Cross-fitting the outcome model.
Estimating optimal dual variables.
___________________Inference_____________________
Lower Upper
Estimate 0.685896 0.933438
SE 0.021124 0.012638
Conf. Int. 0.644494 0.958209
_________________Outcome model___________________
Model No covariates
Out-of-sample R^2 0.931781 0.000000
RMSE 1.055246 4.040167
MAE 0.828872 3.228010
_________________Treatment model_________________
Model No covariates
Out-of-sample R^2 -0.014126 0.000000
Accuracy 0.501111 0.516667
Likelihood (geom. mean) 0.496089 0.499721
______________Nonrobust plug-in bounds___________
Lower Upper
Estimate 0.684959 0.923693
SE 0.012243 0.007051
Conf.

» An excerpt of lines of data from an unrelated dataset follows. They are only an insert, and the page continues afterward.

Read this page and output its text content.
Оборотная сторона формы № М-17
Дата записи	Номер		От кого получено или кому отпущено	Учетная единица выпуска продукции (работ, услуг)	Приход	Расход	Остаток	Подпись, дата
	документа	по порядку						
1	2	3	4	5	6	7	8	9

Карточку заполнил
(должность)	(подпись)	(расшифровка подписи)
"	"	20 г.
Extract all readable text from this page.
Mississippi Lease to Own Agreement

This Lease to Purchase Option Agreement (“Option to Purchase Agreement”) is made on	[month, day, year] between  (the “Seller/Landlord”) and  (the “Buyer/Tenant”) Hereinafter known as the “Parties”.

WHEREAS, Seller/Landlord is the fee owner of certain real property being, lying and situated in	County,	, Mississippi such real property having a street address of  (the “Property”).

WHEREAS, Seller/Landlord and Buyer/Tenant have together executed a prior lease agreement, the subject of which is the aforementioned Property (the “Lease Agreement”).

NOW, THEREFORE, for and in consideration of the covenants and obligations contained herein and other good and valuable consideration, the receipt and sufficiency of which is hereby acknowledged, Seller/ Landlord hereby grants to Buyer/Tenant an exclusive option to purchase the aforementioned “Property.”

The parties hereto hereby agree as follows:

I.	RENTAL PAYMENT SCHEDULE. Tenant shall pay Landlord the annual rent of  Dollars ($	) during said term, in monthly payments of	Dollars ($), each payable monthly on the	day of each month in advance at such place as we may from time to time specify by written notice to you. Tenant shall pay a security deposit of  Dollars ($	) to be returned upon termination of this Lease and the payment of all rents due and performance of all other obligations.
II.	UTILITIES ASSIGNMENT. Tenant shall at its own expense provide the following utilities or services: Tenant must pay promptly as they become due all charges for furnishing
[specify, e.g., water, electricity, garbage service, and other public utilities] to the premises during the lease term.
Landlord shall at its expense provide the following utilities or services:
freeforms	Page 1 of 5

Int. 0.660962 0.937513
_______________Technical diagnostics_____________
Lower Upper
Loss from gridsearch 0.015206 -0.000077
Max leverage 0.015009 0.024339
Worst dual AIPW summand -0.001826 0.002513
Lastly, analysts can also directly estimate the vector propensity scores and input them, although analysts should ensure that they are correctly employing cross-fitting in this case to ensure validity.